I don’t know of any organic orange liquers, but if you do, let us know.  Shake with ice in a cocktail shaker until the outside of the shaker is super-cold.  Garnish with shavings of organic chocolate.  I recommend going to the extreme of 100% raw chocolate from Pacari.  A sweeter option would be Grenada Chocolate company’s 71% cacao bar.  You can use a cheese grater to create the shavings, but don’t use a micro-zester.

From here let your creativity run away.  If you want to go sweeter with the orange, OK, but keep in mind the chocolate flavor will start to get lost.  What’s nice is the contrast of chocolate shavings agaist white, so you can try:

Mochachino Martini

  • 1 1/2 oz. organic chocolate vodka
  • 1/2 oz. Kahlua
  • 1 oz. Bailey’s

Mocha Martini

  • Same as above, but with no Bailey’s

Where to buy the ingredients:

  • Organic vodka – Rain and Crop are available nationally.  The others maybe too, but I have not seen them as abundantly in my area.
  • Taza organic roasted cacao nibs at NewLeaf Chocolates. – click here.

Cheers and happy holidays!

For more drink recipes using cacao-infused vodka, see this new post.

Notes:  [1]Some people doubt the value of “organic” when it comes to vodka since producers are simply starting with organic grain and, in the end, it might just be a marketing ploy.  I have to admit that I have not researched this technically at all, but my simple assessment is that if there are residual pesticides in the grain or potatoes and they are volatile enough, then there is no reason why traces can’t make it through the whole process all the way past distillation and into the bottle.  Arguably, distillation is a purification process and other steps are taken to purify vodka, but it doesn’t mean that all the bad stuff is gone. You might consider vodka to be bad stuff too, so let’s put it all in context.  After all, if you drink too much vodka, too often, then you will have bigger problems than potential traces of pesticides.

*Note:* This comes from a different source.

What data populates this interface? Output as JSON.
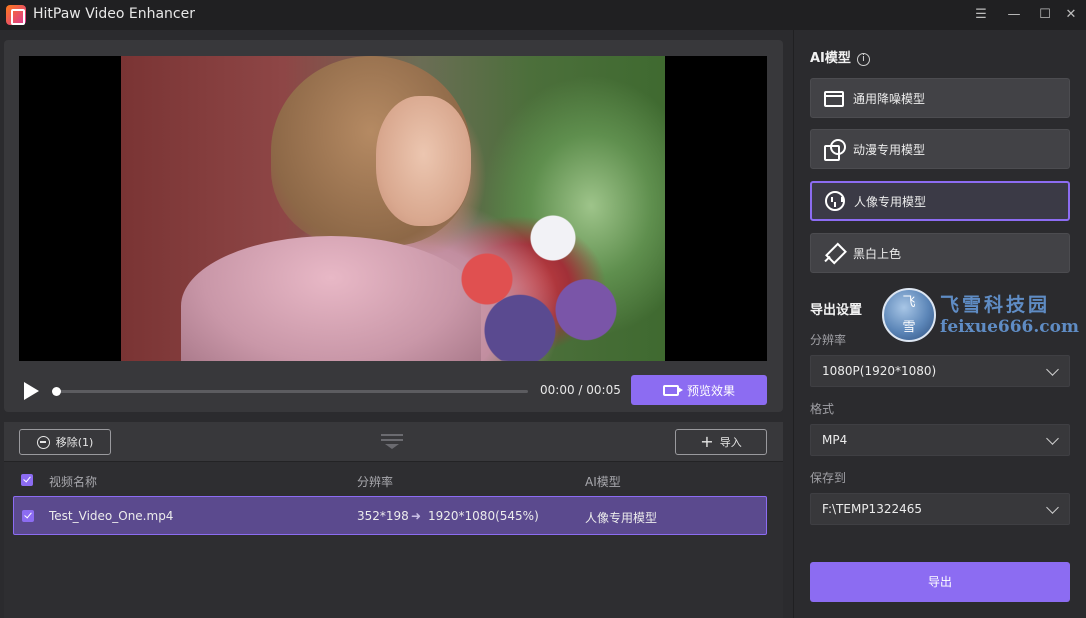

Furthermore, if you focus only on the health issues for the consumer, you’re missing the full picture.  Pesticides and other chemicals can be harmful for the environment and for the farm workers who apply them to the fields.  For me, this is the strongest case for organic vodka.   I made an organic vodka martini because I thought it would be fun, but I don’t know if it’s any better for my health than good old fashioned vodka.  Either way, please drink responsibly.

[2] I paid for all ingredients myself.